Alun Davies, Minister for Lifelong Learning and Welsh Language
The Ministerial Taskforce for the South Wales Valleys will today publish its high-level action plan, Our Valleys, Our Future.
The plan sets out the taskforce’s priorities for the future, based on extensive engagement with people living and working in the Valleys. It is also based on evidence the taskforce has taken over the course of the last year.
Our Valleys, Our Future has been developed around 3 key priorities:
- good-quality jobs and the skills to do them
- better public services
- the local community
It is the taskforce’s ambition that by 2021 the employment gap between the South Wales Valleys and the rest of Wales will have been closed. This will be achieved by helping an additional 7,000 people into work and creating thousands of new, fair, secure and sustainable jobs in the Valleys.

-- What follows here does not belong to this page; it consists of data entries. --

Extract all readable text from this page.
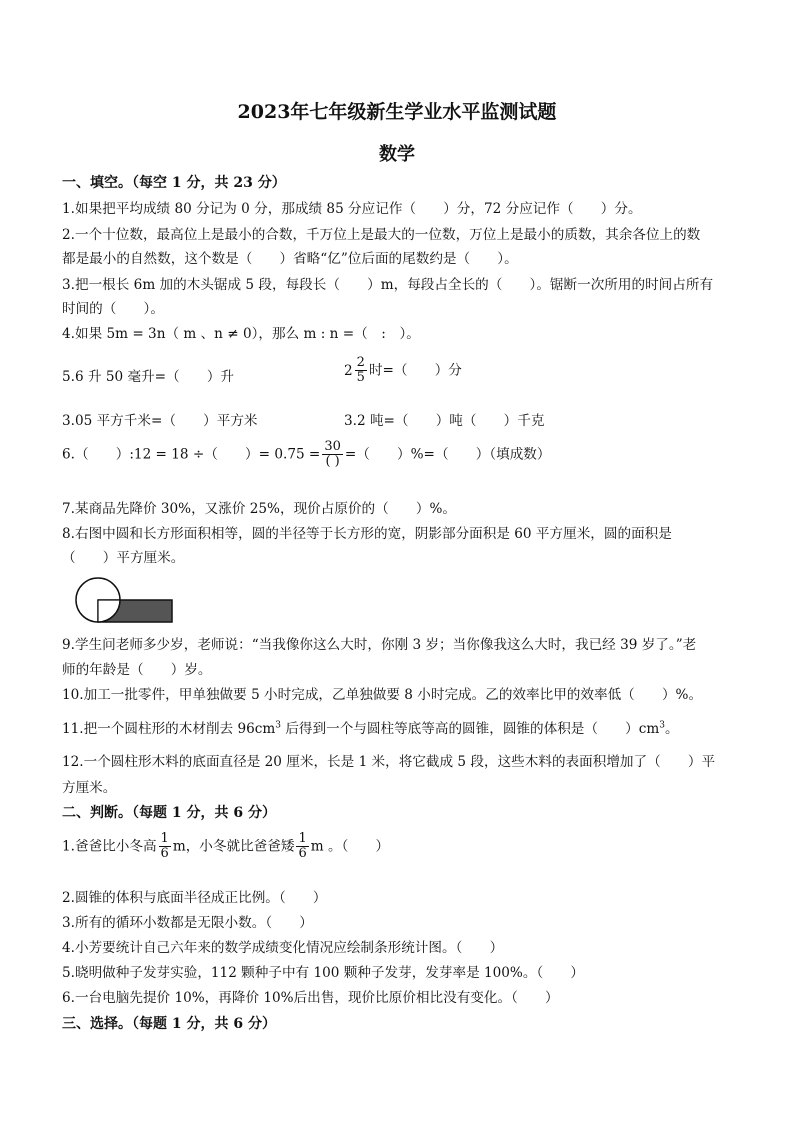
2023年七年级新生学业水平监测试题
数学
一、填空。（每空 1 分，共 23 分）
1.如果把平均成绩 80 分记为 0 分，那成绩 85 分应记作（　　）分，72 分应记作（　　）分。
2.一个十位数，最高位上是最小的合数，千万位上是最大的一位数，万位上是最小的质数，其余各位上的数
都是最小的自然数，这个数是（　　）省略“亿”位后面的尾数约是（　　）。
3.把一根长 6m 加的木头锯成 5 段，每段长（　　）m，每段占全长的（　　）。锯断一次所用的时间占所有
时间的（　　）。
4.如果 5m = 3n（ m 、n ≠ 0），那么 m : n =（　:　）。
5.6 升 50 毫升=（　　）升	$2 \frac{2}{5}$ 时=（　　）分
3.05 平方千米=（　　）平方米	3.2 吨=（　　）吨（　　）千克
6.（　　）:12 = 18 ÷（　　）= $0.75 = \frac{30}{( )}$ =（　　）%=（　　）（填成数）
7.某商品先降价 30%，又涨价 25%，现价占原价的（　　）%。
8.右图中圆和长方形面积相等，圆的半径等于长方形的宽，阴影部分面积是 60 平方厘米，圆的面积是
（　　）平方厘米。
9.学生问老师多少岁，老师说：“当我像你这么大时，你刚 3 岁；当你像我这么大时，我已经 39 岁了。”老
师的年龄是（　　）岁。
10.加工一批零件，甲单独做要 5 小时完成，乙单独做要 8 小时完成。乙的效率比甲的效率低（　　）%。
11.把一个圆柱形的木材削去 $96cm^3$ 后得到一个与圆柱等底等高的圆锥，圆锥的体积是（　　）$cm^3$。
12.一个圆柱形木料的底面直径是 20 厘米，长是 1 米，将它截成 5 段，这些木料的表面积增加了（　　）平
方厘米。
二、判断。（每题 1 分，共 6 分）
1.爸爸比小冬高 $\frac{1}{6}$ m，小冬就比爸爸矮 $\frac{1}{6}$ m 。（　　）
2.圆锥的体积与底面半径成正比例。（　　）
3.所有的循环小数都是无限小数。（　　）
4.小芳要统计自己六年来的数学成绩变化情况应绘制条形统计图。（　　）
5.晓明做种子发芽实验，112 颗种子中有 100 颗种子发芽，发芽率是 100%。（　　）
6.一台电脑先提价 10%，再降价 10%后出售，现价比原价相比没有变化。（　　）
三、选择。（每题 1 分，共 6 分）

Our Valleys, Our Future sets out a range of actions to achieve this goal, including creating six new strategic sites in specific areas across the Valleys where we will look to focus spending to provide opportunities for the private sector to invest and create new jobs. The taskforce will work with local communities and local authorities to develop these hubs further to ensure their focus reflects the opportunities in each area.
The 6 sites are:
- Pontypridd/Treforest, focusing on residential, office , industrial and retail development
- Caerphilly/Ystrad Mynach, focusing on residential, office and industrial development
- Cwmbran, focusing on office, industrial and residential development
- Merthyr Tydfil, focusing on office, industrial and residential development
- Neath, focusing on industrial, residential, digital and energy development
- Ebbw Vale, focusing on a new automotive business park
We will also be looking to ensure more public sector jobs are relocated into the South Wales Valleys, including at the 6 strategic sites, where appropriate.
Over the course of the many public meetings and conversations held with people living and working in the Valleys, people told us that public services are not as joined-up as they could be.
Our Valleys, Our Future outlines work underway in 3 Valleys communities to identify barriers that prevent community action from reaching its full potential. The learning from these pathfinder projects in Llanhilleth, Ferndale and Glynneath and Banwen will help to drive change within Welsh Government and across local services.
The taskforce heard a wide range of opinions about the Valleys themselves, including about the natural beauty of the landscape but also concerns about accessibility. The plan includes a commitment to explore the development of a Valleys Landscape Park, which will support local communities to work with the public, private and third sectors to make the most of their area’s natural resources and heritage.
The people living and working in each community know these areas best. We will therefore look to them to design and develop proposals which will meet their specific needs.
The establishment of the Ministerial Taskforce for the South Wales Valleys presents an exciting opportunity to focus efforts and resources across government to make real and lasting change. The next step is to turn these high-level priorities into specific actions.
The taskforce will work with people across the South Wales Valleys to develop a delivery plan, which will be published in the autumn.
I will update Members as the taskforce’s work progresses in the coming months.